Le président américain n'a regretté la mort de George Floyd que du bout des lèvres. Il cache à peine son racisme et il l'encourage parmi ses partisans. Il croit que le remède à la colère des minorités, noire ou autre, c'est le recours à la force. On connaît le débat en France sur les violences policières. Aux États-Unis, les forces de l'ordre ont bénéficié des armes réservées autrefois aux combattants américains du Proche et du Moyen-Orient. Une puissance de feu telle qu'elle tient, certes, en respect les trafiquants de drogue, eux-même surarmés, mais qu'elle laisse peu de chances aux manifestants innocents. Trump a fait écarter ceux de ses concitoyens qui, par milliers, encerclaient la Maison Blanche, pour traverser à pied le square Lafayette à Washington, DC., et poser devant l'église Saint-John, une bible à la main.
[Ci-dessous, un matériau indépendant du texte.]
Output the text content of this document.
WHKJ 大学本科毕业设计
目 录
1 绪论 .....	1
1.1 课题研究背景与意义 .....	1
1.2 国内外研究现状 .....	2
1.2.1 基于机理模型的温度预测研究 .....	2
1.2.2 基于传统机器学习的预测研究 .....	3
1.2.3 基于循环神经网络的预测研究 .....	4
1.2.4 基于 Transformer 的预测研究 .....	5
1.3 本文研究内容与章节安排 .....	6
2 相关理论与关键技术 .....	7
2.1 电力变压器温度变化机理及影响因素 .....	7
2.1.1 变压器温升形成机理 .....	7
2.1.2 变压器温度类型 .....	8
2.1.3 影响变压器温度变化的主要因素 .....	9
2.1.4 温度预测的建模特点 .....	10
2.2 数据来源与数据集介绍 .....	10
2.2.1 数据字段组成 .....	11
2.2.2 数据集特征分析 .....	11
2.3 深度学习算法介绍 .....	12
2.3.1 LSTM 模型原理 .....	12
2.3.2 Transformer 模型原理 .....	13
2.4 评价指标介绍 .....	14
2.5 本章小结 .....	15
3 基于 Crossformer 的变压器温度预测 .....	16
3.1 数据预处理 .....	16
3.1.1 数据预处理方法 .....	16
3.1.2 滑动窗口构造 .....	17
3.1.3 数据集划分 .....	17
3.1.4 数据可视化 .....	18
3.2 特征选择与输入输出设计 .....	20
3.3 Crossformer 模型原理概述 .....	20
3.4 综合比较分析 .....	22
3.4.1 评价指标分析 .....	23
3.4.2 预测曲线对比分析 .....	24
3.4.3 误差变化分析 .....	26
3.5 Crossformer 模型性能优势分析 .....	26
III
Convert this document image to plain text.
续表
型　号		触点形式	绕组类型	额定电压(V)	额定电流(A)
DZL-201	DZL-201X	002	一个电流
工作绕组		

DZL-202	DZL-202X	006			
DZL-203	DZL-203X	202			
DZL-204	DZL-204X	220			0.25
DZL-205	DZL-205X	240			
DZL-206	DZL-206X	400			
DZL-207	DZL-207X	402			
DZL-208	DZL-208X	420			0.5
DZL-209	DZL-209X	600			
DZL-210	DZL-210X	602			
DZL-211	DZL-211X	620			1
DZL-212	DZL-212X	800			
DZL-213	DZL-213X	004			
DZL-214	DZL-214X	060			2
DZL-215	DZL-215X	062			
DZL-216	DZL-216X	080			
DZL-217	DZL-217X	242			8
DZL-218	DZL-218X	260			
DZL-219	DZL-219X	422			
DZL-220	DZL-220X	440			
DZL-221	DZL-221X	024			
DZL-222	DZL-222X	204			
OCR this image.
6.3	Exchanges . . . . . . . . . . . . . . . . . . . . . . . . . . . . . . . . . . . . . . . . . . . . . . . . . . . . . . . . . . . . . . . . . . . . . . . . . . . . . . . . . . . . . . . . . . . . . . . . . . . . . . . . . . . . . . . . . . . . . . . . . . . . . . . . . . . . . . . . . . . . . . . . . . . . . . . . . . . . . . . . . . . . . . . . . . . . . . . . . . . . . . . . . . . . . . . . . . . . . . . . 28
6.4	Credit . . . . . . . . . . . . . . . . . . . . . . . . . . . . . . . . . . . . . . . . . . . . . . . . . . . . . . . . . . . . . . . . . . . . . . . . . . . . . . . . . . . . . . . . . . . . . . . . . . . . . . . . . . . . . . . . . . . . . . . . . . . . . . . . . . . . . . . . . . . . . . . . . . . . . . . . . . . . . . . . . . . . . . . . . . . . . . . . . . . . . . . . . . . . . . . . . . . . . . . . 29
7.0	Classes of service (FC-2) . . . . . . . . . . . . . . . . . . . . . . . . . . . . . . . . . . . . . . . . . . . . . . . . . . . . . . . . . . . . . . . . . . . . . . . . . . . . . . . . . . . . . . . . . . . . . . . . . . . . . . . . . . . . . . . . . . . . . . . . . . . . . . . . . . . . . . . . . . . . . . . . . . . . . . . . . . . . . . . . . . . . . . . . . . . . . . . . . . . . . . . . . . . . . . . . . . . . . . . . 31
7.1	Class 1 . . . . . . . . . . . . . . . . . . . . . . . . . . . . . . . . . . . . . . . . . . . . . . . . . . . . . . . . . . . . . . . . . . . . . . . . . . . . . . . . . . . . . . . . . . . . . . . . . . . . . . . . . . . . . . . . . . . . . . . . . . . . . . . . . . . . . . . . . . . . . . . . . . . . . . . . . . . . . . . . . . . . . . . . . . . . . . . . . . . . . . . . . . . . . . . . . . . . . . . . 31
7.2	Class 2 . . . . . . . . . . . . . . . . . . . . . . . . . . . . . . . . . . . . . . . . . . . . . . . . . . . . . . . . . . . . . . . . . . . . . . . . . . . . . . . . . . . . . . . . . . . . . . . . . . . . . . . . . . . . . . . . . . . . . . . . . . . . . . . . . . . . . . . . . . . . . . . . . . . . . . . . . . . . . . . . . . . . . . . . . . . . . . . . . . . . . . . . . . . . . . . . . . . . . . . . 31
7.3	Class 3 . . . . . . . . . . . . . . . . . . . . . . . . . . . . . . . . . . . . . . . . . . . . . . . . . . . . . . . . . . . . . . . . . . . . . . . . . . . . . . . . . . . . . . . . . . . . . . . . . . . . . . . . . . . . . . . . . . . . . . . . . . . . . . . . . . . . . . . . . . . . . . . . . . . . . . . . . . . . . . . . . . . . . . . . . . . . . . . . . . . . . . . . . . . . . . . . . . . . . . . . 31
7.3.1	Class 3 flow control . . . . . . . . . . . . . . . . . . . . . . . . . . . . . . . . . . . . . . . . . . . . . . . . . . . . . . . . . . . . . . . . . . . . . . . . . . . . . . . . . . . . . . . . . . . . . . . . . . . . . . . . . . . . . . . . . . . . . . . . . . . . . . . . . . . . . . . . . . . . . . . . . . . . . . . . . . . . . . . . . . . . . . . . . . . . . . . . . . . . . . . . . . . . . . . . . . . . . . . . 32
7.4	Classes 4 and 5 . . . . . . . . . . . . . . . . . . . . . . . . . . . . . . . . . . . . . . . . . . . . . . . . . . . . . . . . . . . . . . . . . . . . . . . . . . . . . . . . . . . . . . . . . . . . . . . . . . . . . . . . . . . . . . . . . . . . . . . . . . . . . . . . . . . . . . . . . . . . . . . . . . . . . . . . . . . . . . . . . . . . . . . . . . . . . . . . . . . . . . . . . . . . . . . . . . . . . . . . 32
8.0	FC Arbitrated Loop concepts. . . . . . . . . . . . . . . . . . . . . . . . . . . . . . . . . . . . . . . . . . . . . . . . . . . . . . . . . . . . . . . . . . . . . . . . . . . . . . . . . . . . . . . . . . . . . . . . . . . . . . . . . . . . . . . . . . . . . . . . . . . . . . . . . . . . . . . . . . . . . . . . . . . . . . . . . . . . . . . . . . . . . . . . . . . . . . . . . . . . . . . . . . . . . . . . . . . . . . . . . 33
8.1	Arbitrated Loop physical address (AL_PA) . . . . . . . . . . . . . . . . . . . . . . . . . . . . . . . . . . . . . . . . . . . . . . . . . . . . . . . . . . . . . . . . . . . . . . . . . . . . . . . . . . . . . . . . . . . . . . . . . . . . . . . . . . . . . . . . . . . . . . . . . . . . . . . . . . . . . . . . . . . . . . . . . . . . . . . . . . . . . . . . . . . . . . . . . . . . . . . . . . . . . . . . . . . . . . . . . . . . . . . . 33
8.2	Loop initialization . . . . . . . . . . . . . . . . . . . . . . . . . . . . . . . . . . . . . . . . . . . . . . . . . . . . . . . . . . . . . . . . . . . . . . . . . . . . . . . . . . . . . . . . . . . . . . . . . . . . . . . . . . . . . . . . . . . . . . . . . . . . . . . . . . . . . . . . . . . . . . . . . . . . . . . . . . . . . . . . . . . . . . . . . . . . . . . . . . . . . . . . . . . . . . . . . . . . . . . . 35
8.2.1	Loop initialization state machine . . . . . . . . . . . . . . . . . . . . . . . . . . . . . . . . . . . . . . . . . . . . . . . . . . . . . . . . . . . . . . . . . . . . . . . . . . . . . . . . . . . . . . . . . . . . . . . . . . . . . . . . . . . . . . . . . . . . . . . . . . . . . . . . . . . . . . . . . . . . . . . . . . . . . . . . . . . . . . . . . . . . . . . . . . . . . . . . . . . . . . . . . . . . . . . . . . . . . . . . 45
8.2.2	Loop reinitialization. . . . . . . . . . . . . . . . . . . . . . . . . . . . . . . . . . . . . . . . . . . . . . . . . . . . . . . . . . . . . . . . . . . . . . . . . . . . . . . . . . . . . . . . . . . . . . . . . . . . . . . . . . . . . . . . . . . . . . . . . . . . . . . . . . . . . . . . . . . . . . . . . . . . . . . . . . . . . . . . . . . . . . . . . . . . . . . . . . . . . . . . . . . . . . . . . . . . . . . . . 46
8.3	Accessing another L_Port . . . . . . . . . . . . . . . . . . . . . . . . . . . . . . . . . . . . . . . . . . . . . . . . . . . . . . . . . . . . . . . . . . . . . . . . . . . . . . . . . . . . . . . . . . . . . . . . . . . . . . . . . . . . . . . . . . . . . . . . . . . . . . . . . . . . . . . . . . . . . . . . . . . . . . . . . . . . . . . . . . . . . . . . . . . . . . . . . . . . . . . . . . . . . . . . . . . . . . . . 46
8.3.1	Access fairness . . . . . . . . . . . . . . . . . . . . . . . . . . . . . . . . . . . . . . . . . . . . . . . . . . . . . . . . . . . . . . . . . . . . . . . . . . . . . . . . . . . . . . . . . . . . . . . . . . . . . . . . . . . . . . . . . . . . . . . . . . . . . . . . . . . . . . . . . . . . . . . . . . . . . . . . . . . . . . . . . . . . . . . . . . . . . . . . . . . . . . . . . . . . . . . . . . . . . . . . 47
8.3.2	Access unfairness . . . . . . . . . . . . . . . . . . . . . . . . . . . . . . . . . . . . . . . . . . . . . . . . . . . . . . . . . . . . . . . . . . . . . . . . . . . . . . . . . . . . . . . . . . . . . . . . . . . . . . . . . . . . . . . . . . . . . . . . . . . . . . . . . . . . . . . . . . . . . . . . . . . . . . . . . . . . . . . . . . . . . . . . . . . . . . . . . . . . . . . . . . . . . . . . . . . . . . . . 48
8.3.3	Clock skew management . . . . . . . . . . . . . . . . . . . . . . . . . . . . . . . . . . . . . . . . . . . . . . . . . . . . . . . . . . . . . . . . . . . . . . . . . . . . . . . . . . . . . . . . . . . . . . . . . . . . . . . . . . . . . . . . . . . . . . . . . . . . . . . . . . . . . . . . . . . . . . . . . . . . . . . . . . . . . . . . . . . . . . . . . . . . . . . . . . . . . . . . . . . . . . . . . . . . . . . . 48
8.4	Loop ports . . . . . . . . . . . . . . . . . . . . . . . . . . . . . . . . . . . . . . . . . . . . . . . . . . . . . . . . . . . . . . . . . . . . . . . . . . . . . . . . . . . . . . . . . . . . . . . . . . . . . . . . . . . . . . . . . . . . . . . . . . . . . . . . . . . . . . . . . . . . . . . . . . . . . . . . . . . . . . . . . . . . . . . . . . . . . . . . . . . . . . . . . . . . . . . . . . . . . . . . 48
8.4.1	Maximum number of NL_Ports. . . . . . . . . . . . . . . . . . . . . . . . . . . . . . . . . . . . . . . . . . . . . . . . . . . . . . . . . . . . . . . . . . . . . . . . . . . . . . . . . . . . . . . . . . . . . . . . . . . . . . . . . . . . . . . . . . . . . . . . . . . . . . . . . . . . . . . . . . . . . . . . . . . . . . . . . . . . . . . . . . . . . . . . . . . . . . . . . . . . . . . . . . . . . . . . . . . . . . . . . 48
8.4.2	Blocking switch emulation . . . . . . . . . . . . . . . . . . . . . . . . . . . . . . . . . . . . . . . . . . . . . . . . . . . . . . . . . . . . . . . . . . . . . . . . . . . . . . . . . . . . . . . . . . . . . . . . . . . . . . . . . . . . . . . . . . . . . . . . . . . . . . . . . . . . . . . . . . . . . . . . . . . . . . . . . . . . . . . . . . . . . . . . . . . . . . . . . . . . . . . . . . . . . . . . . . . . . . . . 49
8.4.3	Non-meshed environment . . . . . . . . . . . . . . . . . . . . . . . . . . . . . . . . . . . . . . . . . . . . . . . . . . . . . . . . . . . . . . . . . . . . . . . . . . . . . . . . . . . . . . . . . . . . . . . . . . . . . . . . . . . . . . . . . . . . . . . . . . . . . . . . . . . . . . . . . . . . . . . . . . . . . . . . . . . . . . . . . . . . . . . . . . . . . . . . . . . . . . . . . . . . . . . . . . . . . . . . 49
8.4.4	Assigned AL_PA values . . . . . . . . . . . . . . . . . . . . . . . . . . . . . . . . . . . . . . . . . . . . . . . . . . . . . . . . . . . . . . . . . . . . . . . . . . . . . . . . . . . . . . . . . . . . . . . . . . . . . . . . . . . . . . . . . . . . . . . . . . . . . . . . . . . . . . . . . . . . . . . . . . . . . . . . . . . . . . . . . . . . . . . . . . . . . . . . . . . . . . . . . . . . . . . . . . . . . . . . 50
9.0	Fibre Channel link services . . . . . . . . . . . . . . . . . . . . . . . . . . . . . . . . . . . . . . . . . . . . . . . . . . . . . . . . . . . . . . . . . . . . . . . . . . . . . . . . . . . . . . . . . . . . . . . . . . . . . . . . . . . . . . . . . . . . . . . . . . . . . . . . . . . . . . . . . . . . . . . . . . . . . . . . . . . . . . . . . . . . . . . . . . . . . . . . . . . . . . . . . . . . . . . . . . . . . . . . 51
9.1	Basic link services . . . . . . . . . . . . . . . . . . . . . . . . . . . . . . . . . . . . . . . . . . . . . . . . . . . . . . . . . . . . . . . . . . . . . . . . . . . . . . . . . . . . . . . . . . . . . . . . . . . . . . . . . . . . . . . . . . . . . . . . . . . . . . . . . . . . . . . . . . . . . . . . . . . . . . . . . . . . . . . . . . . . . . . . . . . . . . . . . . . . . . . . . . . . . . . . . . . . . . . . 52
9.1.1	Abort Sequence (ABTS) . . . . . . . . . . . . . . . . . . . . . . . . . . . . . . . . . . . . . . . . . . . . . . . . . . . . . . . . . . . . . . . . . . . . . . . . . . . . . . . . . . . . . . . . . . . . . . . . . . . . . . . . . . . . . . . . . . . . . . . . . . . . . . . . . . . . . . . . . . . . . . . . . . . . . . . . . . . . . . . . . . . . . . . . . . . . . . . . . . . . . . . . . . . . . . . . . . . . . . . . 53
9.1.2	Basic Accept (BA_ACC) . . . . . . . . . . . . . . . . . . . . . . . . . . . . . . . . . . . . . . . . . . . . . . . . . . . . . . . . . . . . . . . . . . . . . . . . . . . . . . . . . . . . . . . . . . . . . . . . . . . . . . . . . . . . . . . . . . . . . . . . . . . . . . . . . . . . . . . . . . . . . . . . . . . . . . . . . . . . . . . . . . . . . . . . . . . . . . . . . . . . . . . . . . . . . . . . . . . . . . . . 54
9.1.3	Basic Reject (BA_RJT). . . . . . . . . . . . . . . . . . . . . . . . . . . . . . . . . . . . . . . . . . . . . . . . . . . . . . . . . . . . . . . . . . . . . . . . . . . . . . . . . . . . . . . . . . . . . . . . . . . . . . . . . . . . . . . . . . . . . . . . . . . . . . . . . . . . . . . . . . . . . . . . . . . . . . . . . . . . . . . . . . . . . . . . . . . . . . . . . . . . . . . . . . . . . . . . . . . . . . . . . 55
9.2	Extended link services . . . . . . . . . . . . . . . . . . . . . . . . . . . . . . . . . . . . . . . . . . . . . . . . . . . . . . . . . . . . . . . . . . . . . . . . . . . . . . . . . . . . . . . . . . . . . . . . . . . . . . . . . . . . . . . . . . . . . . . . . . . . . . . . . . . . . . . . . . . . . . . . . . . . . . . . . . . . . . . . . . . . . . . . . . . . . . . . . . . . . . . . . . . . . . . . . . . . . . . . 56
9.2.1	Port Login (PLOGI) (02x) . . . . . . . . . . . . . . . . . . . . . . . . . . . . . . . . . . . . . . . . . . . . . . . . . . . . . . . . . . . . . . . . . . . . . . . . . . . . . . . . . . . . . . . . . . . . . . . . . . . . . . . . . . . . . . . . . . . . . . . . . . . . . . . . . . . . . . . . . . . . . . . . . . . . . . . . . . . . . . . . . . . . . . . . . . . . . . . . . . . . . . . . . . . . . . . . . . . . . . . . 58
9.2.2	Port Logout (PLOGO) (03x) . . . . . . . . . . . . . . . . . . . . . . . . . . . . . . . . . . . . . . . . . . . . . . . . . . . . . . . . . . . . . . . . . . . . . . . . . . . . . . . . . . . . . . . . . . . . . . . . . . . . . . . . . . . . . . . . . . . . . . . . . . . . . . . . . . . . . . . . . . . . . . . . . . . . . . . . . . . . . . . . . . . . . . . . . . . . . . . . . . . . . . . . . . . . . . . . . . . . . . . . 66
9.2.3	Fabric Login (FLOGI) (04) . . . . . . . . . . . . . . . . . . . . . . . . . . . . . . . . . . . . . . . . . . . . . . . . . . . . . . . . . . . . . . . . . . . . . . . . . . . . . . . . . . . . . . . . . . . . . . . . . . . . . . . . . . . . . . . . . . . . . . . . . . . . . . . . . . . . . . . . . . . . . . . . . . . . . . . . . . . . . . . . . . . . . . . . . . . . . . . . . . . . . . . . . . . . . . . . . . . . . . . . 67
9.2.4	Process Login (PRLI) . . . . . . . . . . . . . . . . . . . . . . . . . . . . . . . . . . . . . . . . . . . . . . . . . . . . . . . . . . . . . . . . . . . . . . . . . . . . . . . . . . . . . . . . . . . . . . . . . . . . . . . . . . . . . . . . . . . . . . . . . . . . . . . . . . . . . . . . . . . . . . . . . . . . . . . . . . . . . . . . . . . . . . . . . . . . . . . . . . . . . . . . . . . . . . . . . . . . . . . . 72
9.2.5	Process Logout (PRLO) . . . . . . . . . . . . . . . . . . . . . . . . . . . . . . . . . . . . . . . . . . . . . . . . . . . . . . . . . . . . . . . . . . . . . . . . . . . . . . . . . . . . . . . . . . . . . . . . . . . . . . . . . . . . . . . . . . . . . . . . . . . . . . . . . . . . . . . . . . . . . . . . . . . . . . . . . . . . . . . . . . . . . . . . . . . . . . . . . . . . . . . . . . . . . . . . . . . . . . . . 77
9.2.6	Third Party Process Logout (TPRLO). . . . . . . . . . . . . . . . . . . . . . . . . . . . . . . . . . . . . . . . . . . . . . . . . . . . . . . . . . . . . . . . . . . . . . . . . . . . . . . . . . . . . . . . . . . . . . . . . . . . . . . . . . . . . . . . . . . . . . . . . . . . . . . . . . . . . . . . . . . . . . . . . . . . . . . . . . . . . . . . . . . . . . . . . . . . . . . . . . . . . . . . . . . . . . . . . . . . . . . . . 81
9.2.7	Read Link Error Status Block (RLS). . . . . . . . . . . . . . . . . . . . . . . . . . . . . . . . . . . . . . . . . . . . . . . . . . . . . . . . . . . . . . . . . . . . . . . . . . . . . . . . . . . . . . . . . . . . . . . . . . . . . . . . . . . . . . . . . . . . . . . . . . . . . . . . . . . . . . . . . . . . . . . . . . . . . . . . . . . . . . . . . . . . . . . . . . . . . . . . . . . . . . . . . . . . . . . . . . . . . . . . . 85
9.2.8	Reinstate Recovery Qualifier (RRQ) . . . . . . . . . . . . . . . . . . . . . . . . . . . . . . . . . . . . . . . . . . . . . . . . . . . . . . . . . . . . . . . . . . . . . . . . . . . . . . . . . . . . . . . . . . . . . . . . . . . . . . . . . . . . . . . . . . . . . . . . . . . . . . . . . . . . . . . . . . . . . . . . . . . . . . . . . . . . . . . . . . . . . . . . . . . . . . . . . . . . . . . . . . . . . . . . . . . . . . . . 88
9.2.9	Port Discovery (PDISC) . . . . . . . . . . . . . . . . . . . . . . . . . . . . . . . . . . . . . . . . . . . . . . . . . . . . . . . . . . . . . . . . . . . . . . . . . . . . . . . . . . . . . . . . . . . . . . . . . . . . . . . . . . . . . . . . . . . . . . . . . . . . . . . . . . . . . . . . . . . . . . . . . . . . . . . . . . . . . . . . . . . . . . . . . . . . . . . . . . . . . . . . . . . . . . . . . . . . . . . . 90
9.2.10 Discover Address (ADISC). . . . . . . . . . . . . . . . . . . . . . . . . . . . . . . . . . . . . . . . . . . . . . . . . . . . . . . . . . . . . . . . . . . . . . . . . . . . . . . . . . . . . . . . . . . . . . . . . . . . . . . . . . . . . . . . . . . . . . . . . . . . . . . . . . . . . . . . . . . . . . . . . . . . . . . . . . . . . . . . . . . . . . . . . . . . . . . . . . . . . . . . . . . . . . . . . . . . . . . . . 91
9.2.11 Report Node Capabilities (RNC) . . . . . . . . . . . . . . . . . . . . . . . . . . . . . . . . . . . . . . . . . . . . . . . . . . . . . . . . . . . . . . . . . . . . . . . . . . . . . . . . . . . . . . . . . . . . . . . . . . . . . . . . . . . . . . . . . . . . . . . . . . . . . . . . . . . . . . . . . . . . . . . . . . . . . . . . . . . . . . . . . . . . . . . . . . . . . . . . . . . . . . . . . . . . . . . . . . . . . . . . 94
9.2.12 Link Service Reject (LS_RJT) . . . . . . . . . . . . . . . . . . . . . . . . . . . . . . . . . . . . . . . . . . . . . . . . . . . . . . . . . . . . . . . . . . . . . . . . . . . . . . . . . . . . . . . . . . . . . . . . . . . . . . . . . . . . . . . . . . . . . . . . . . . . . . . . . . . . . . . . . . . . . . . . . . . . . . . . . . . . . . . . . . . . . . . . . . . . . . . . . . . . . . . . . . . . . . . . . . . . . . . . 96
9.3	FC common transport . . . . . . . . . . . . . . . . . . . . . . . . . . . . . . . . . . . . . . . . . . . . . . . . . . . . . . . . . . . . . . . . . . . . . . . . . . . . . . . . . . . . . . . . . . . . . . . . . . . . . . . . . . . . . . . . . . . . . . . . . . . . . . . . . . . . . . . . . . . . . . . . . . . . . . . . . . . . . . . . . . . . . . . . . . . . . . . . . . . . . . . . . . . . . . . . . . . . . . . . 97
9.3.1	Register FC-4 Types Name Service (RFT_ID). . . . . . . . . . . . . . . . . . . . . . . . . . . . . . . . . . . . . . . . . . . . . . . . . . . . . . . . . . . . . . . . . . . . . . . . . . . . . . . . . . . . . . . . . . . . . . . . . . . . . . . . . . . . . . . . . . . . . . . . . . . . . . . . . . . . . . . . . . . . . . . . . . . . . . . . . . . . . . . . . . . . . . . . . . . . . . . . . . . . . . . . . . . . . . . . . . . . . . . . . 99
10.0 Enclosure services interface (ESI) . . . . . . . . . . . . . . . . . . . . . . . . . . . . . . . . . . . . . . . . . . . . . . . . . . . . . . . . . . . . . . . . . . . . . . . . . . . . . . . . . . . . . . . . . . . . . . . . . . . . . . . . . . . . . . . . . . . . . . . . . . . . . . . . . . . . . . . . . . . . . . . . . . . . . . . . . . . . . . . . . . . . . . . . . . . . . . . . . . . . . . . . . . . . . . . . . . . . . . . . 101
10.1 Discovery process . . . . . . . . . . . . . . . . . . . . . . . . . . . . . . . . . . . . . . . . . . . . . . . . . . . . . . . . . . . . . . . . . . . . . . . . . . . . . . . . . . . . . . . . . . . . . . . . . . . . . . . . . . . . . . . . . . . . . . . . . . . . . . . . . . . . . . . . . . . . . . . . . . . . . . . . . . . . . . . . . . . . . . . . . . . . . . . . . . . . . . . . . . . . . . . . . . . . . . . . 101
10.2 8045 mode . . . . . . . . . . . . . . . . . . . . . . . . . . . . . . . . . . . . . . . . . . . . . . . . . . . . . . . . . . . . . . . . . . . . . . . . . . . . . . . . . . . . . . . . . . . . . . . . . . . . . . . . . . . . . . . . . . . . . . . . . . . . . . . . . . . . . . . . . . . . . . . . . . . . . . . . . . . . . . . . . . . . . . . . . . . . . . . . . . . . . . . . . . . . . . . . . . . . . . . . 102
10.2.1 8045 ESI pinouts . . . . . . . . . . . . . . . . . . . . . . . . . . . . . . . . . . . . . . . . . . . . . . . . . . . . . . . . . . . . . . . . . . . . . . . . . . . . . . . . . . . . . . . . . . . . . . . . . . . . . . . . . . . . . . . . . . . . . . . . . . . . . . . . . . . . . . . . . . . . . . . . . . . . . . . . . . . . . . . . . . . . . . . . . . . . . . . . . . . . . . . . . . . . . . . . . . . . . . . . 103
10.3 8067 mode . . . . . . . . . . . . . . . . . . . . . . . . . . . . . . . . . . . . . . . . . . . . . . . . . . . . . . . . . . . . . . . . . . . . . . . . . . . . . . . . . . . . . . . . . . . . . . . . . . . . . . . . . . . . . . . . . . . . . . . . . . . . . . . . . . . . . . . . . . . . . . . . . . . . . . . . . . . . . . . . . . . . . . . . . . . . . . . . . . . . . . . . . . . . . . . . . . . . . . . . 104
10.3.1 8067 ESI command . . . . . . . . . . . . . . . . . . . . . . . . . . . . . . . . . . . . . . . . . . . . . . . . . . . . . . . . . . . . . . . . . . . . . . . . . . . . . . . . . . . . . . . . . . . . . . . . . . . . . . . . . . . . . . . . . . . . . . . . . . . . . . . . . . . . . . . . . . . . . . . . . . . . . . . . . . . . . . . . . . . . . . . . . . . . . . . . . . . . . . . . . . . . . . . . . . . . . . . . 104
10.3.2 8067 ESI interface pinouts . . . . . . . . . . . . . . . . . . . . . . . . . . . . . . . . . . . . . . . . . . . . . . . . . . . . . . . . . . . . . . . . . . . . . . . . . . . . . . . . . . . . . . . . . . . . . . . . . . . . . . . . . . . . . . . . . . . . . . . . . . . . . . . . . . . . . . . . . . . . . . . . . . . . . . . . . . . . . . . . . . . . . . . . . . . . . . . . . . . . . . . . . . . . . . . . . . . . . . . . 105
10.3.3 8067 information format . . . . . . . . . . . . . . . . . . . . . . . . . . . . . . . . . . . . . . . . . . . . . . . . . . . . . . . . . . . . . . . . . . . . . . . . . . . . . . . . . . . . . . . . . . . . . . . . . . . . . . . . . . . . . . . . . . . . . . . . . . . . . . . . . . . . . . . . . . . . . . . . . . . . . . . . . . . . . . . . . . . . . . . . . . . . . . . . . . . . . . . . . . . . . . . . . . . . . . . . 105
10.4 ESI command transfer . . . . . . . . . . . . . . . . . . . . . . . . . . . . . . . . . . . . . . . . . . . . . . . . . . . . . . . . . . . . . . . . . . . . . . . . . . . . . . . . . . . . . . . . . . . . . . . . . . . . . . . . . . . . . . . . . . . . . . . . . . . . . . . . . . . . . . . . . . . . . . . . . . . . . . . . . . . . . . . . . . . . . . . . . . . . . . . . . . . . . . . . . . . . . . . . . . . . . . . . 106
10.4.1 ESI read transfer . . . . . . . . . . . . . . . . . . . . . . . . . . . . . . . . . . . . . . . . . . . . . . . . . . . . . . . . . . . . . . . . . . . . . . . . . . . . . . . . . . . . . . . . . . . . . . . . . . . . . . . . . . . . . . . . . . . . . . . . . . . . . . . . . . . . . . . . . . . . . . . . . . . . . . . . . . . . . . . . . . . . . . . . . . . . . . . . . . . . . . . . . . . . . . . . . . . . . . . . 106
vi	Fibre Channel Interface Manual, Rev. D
Il s'agit d'une tradition, mais de la façon dont l'actuel président américain s'est comporté, les milieux religieux ont conçu une vive colère. La violence des multiples polices américaines, les armes qu'elles utilisent pour tenir les foules en respect, et surtout le projet de Trump de se reposer sur ses électeurs et ses affidés et de traiter tous les autres comme des menaces ont eu sur l'opinion, y compris sur les hommes et les femmes qui l'ont cotoyé ou le servent encore, un effet déplorable. Comme on le sait, l'affaire Floyd a eu un grand retentissement en Europe, en France en particulier, où l'amalgame a été fait entre les minorités noires des deux pays. Même si on peut déplorer cet amalgame (qui divise d'ailleurs la communauté noire de France), il a établi une sorte de solidarité entre les peuples français et américain. Trump passe son temps à dénigrer les Européens, il menace de retirer partiellement ses troupes d'Allemagne, il les considère non plus comme des alliés mais comme des adversaires, mais ces citoyens du monde que sont les Européens lui ont dit leurs quatre vérités : à leurs yeux, sa conduite, loin d'être présidentielle, est intolérable.
Victime de la crise ?
De sorte que le projet de Trump, isolationnisme, démondialisation, renverserment des alliances (sur ce point, il n'a rencontré que des échecs) est battu en brèche par les démocrates bien sûr, mais aussi par ceux des républicains pour qui le président est en train de saborder son propre navire. Sa totale absence d'empathie pour ceux qui ne voteront pas pour lui, son cynisme, sa vision purement mercantile des rapports entre les États-Unis et le reste du monde ne suffiraient pas à lui faire perdre l'élection du 3 novembre prochain. Mais il exerce son comportement grossier d’éléphant dans un magasin de porcelaine, parfaitement acceptable aux yeux de ses partisans, racistes, xénophobes et intolérants, dans un contexte que la crise sanitaire, l’une des plus mal gérées du monde, a toutefois détérioré.
Il a beau se décrire dans ses tweets (parfois censurés par Twitter) comme un « grand président », il a beau se vanter d'une reprise exceptionnelle à la Bourse, il a beau justifier ses actes les plus odieux, il ne peut pas empêcher la marée du chômage de balayer son pays.
Ces faits sont établis et reconnus, mais il y a, autour de la candidature de Trump, une sorte d'omertà des spécialistes et des historiens, qui refusent de prédire la chute du président, au nom de la prudence la plus élémentaire. Pourtant, on ne voit pas comment ce candidat à un second mandat dont le bilan est si négatif, sur tous les plans, économique, social et politique, pourrait obtenir sa réélection. Ce n'est pas, il est vrai, que le discret et peu enthousiasmant Joe Biden ait une carrure capable de vaincre Trump. Mais les Américains, de droite ou de gauche, appartenant à la majorité silencieuse ou aux minorités, n'ont plus aucune raison de voter pour lui. Sur le simple mot d'ordre d'un peuple accablé, « Tout sauf Trump », le candidat démocrate bénéficierait d'une chance supplémentaire si un tel slogan ne lui nuisait pas. Biden n'est pas, en effet, tout et n'importe quoi. C'est un candidat qui dispose d'un programme élaboré et, surtout, rationnel. Trump est incohérent, dangereux pour l'Amérique. Elle a besoin d'un autre président.